I don’t pretend to know a great deal about poetry, but when Edgar Albert Guest’s poem ‘It couldn’t be done’ was recited by The Wire star Idris Elba at the Sports Personality of the Year Awards last week, it really struck a chord with me.
I’m sure everyone has come up with great ideas and fantastic plans only to be told ‘you can’t do that!’ or ‘nah, that won’t work’ but sheer grit and determination are the drivers behind the greatest achievements of all, and the willingness to take mockery and ridicule on the chin without losing focus or conviction is often part of that achievement.
Somebody said that it couldn’t be done
But he with a chuckle replied
That “maybe it couldn’t,” but he would be one
Who wouldn’t say so till he’d tried?
So he buckled right in with the trace of a grin
On his face. If he worried he hid it.
He started to sing as he tackled the thing
That couldn’t be done, and he did it!
Somebody scoffed: “Oh, you’ll never do that;
At least no one ever has done it;”
But he took off his coat and he took off his hat
And the first thing we knew he’d begun it.
With a lift of his chin and a bit of a grin,
Without any doubting or quiddit,
He started to sing as he tackled the thing
That couldn’t be done, and he did it.
There are thousands to tell you it cannot be done,
There are thousands to prophesy failure,
There are thousands to point out to you one by one,
The dangers that wait to assail you.
But just buckle in with a bit of a grin,
Just take off your coat and go to it;
Just start in to sing as you tackle the thing
That “cannot be done,” and you’ll do it.
Personally, I find inspiration in achievements made in the face of adversity and the people behind them. People like Duncan Bannatyne, Peter Jones, and Steve Jobs have had a bumpy ride and had to weather the ups and downs of life & business but achieved through determination and sheer bloody-mindedness. They all tried and failed a few times before getting it right. I’ve had a bumpy ride over the last few years but it’s given me a chance to refocus and understand where I went wrong so that I can learn from the mistakes.

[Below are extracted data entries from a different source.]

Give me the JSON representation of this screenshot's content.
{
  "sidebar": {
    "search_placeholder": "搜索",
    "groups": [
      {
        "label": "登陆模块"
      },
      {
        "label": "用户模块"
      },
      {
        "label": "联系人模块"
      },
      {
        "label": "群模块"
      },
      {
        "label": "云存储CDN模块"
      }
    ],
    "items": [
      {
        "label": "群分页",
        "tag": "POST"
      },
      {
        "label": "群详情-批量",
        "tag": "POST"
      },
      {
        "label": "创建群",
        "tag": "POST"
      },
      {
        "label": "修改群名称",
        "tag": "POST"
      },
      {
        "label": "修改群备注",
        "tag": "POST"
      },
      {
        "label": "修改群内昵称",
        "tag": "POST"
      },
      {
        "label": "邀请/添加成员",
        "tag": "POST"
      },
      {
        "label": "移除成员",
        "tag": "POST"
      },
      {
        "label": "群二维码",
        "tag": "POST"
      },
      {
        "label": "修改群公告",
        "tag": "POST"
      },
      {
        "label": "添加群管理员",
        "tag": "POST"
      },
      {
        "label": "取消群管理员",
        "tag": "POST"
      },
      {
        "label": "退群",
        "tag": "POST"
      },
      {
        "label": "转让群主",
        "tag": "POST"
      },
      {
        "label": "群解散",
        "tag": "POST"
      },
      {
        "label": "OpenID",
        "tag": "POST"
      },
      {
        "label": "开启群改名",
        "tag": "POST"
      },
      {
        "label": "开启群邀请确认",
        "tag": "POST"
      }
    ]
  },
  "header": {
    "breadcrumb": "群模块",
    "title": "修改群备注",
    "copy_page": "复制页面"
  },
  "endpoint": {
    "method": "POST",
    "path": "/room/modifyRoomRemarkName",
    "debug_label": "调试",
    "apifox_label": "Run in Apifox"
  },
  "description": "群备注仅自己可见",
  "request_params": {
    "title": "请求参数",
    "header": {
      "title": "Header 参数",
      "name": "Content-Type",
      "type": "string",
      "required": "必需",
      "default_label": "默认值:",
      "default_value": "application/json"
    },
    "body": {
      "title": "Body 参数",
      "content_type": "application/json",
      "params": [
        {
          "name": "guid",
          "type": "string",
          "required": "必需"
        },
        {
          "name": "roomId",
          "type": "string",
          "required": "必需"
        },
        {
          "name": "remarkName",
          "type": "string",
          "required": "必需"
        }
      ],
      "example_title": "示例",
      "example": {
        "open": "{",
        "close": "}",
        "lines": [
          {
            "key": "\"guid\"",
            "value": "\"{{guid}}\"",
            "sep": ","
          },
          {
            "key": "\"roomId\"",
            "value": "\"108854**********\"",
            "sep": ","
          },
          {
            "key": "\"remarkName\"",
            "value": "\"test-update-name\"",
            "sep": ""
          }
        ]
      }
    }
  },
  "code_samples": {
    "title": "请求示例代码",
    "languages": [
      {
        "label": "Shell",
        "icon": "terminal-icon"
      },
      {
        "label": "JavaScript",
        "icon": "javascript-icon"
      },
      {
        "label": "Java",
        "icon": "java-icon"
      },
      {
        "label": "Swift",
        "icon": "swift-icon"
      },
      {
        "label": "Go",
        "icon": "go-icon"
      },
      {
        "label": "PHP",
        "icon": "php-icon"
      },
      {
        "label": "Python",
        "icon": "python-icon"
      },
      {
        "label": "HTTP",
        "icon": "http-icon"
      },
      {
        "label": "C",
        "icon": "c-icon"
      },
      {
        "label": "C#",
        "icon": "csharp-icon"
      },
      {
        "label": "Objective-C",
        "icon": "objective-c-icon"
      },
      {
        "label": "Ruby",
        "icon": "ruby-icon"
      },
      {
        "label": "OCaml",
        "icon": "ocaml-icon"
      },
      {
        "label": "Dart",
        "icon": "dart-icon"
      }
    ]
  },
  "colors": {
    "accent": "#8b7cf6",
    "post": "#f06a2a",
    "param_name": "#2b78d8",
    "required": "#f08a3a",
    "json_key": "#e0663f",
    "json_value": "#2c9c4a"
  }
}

We’re all used to watching sportsmen & women go out there and do their stuff whether it be football, rugby, motorsports or athletics, but few realize the commitment and pain that they go through to reach a point where they’re fit to even compete, let alone rise to the top of their sports and win.

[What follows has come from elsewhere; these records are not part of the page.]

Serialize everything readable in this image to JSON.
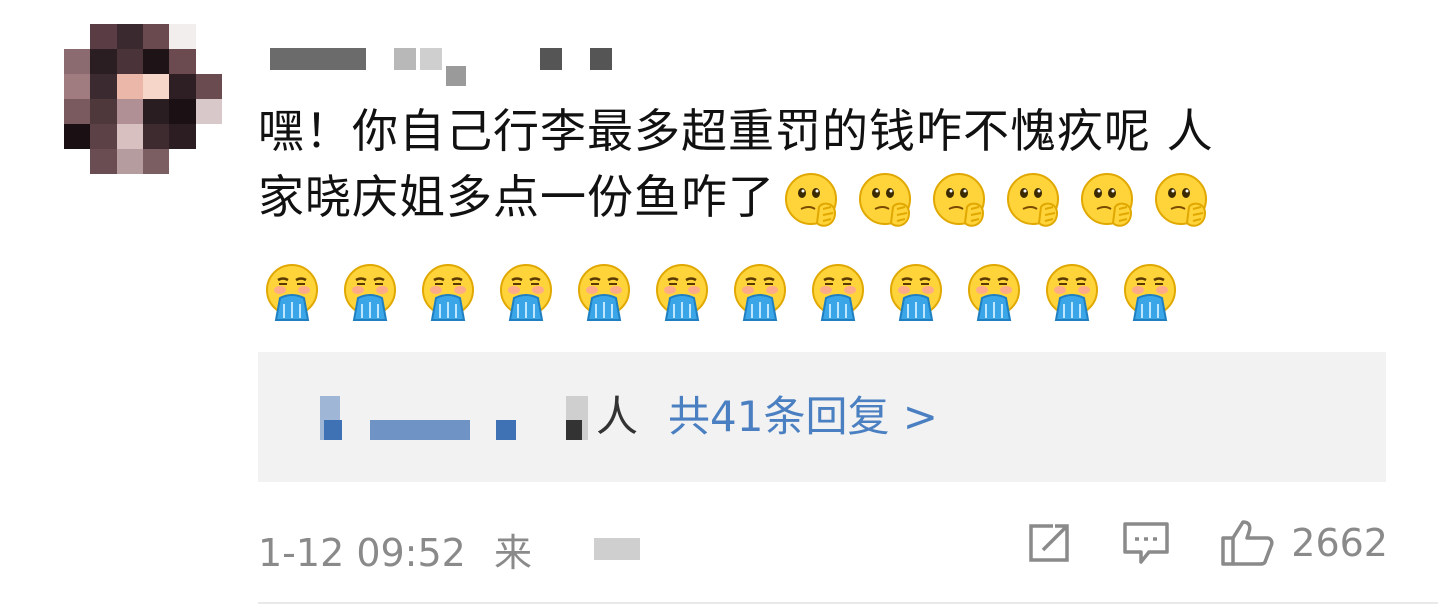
{
  "comment": {
    "line1": "嘿！你自己行李最多超重罚的钱咋不愧疚呢 人",
    "line2": "家晓庆姐多点一份鱼咋了",
    "emojis_row1": {
      "icon": "thinking-face-emoji",
      "count": 6
    },
    "emojis_row2": {
      "icon": "vomiting-face-emoji",
      "count": 12
    }
  },
  "replies": {
    "suffix": "人",
    "link_text": "共41条回复 >"
  },
  "footer": {
    "timestamp": "1-12 09:52",
    "location_partial": "来",
    "like_count": "2662"
  },
  "colors": {
    "link": "#4a7fc1",
    "text": "#111111",
    "meta": "#8a8a8a",
    "reply_bg": "#f2f2f2"
  }
}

Someone once told me that the difference between dreamers and achievers is discipline. I’d also add a sprinkle of luck into that mix but that’s not belittling achievement, as I think luck is self-generated in a kind of ‘being in the right place at the right time’ type of thing.

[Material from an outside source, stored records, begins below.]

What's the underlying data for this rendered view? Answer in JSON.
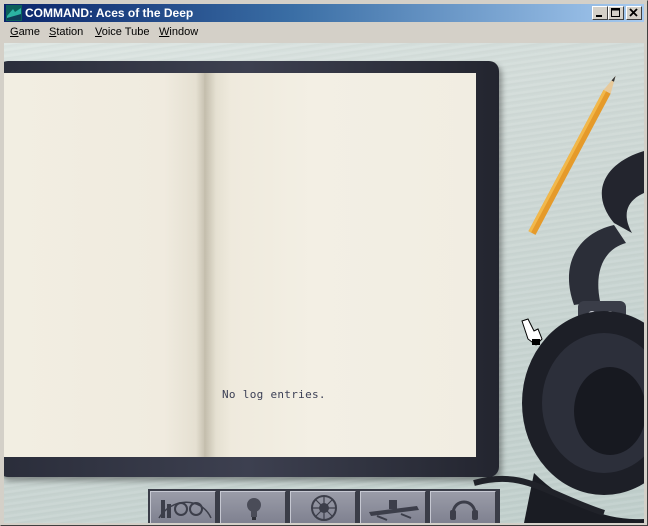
{
  "window": {
    "title": "COMMAND: Aces of the Deep",
    "controls": [
      "minimize",
      "maximize",
      "close"
    ]
  },
  "menubar": {
    "items": [
      {
        "label": "Game",
        "accelerator": "G",
        "rest": "ame"
      },
      {
        "label": "Station",
        "accelerator": "S",
        "rest": "tation"
      },
      {
        "label": "Voice Tube",
        "accelerator": "V",
        "rest": "oice Tube"
      },
      {
        "label": "Window",
        "accelerator": "W",
        "rest": "indow"
      }
    ]
  },
  "logbook": {
    "empty_message": "No log entries."
  },
  "station_toolbar": {
    "buttons": [
      {
        "name": "gauges-station",
        "icon": "gauge-icon"
      },
      {
        "name": "lightbulb-station",
        "icon": "lightbulb-icon"
      },
      {
        "name": "compass-station",
        "icon": "compass-icon"
      },
      {
        "name": "submarine-station",
        "icon": "submarine-icon"
      },
      {
        "name": "headphones-station",
        "icon": "headphones-icon"
      }
    ]
  },
  "colors": {
    "titlebar_start": "#0a246a",
    "titlebar_end": "#a6caf0",
    "desk": "#cfd9d6",
    "paper": "#f1ede2",
    "binder": "#2f3240",
    "log_text": "#3b3f55"
  }
}
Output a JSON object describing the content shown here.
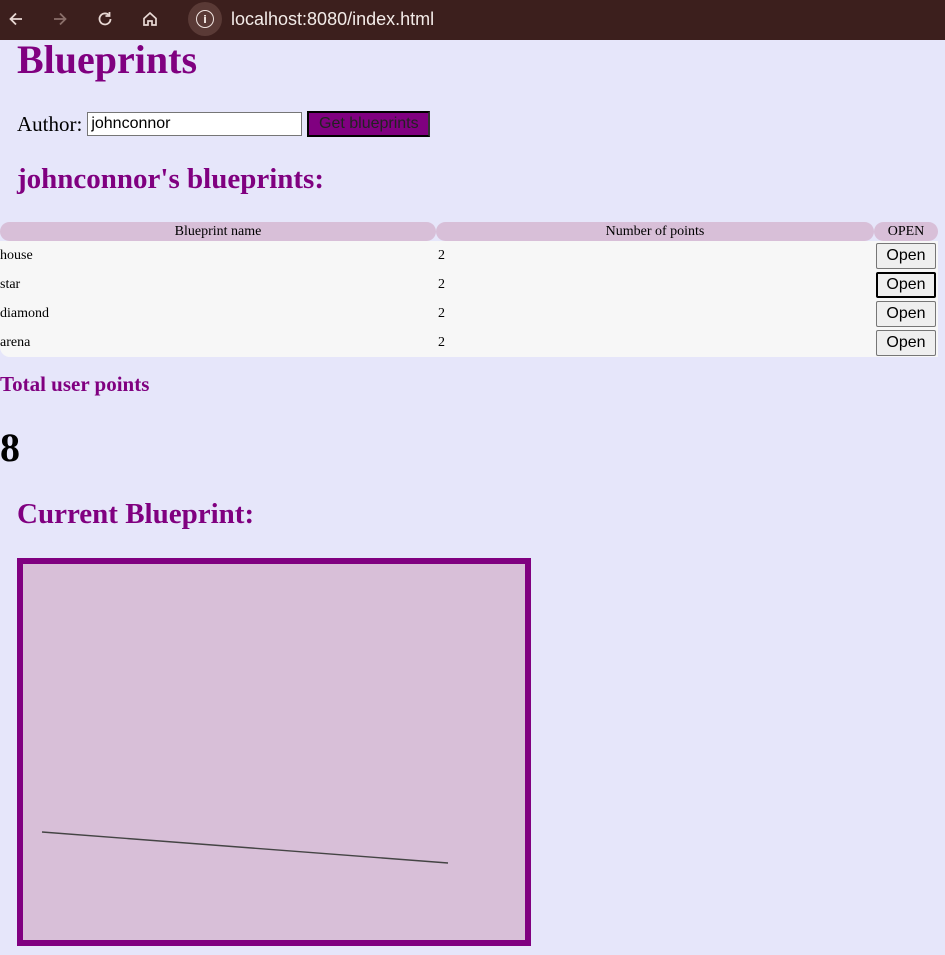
{
  "browser": {
    "url": "localhost:8080/index.html",
    "back_icon": "arrow-left-icon",
    "forward_icon": "arrow-right-icon",
    "reload_icon": "reload-icon",
    "home_icon": "home-icon",
    "info_icon": "info-icon"
  },
  "page": {
    "title": "Blueprints",
    "author_label": "Author:",
    "author_value": "johnconnor",
    "get_button": "Get blueprints",
    "subtitle": "johnconnor's blueprints:",
    "table": {
      "headers": [
        "Blueprint name",
        "Number of points",
        "OPEN"
      ],
      "rows": [
        {
          "name": "house",
          "points": "2",
          "action": "Open"
        },
        {
          "name": "star",
          "points": "2",
          "action": "Open"
        },
        {
          "name": "diamond",
          "points": "2",
          "action": "Open"
        },
        {
          "name": "arena",
          "points": "2",
          "action": "Open"
        }
      ]
    },
    "total_label": "Total user points",
    "total_value": "8",
    "current_label": "Current Blueprint:"
  },
  "colors": {
    "accent": "#800080",
    "background": "#e6e6fa",
    "header_bg": "#d8bfd8",
    "canvas_bg": "#d8bfd8"
  }
}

My own experience whilst working with Utility Warehouse has proved invaluable – I wasn’t very good at selling gas or electricity unfortunately and decided to concentrate my efforts on building my own brands, but the culture of the company is positive thinking and enthusiasm which rubs off on you. Yes, they use the lure of money and holidays and flashy cars which are desirable (as always) but they cultivate a desire to win and beat the big boys which are so powerful that no-one ever doubts themselves or considers that their efforts could fail. But over and above the material objectives, they use the top players in the company as a shining example and encourage you to emulate their achievements too, so what they end up with is a whole company full of positive thinkers and a company culture that encourages success and competitiveness.
I’m not trying to preach here but, for me and many others, the power of positive thinking works. A weekend in the company of Adrian Walton (founder of Icelolly.com) was inspirational for me, especially as we discovered we were mutual fans of the positive thinking theory and of books like ‘The monk who sold his Ferrari’ and ‘The Secret’.
I’m also privileged to know Denys Shortt OBE, one of UK’s leading entrepreneurs (and an old school friend) who has been phenomenally successful both in the sport as a hockey international and in business, and lives by his motto ‘What you believe you create’.
Denys says “…living with a positive attitude promotes innovation and creativity – the keys to an exciting life. If for one minute I think of the worst things that can happen I simply would not move forward. Of course, there are bad times and in those, I say to myself ‘Stay calm and stay focused’ and that usually helps. My positive thoughts are key to everything I have done. When I’m public speaking, people often say ‘you are always so positive – it’s inspirational…’ and that reminds me people get fired up and inspired by positivity.”
There are many, MANY inspirational quotes from leading entrepreneurs, philosophers, sportsmen and the like, but I particularly like this from ‘The Monk who sold his Ferrari’ :
‘…to live life to the fullest, you must stand guard at the gate to your garden and let only the very best information enter. You truly cannot afford the luxury of a negative thought – not even one. The most joyful, dynamic and contented people of this world are no different from you or me in their make up. We are all flesh and bones. We all come from the same universal source. However, the ones who do more than just exist, the ones who fan the flames of their human potential and truly savor the magical dance of life do different things than those whose lives are ordinary. Foremost, among the other things that they do is adopt a positive paradigm about their world and all that is in it.”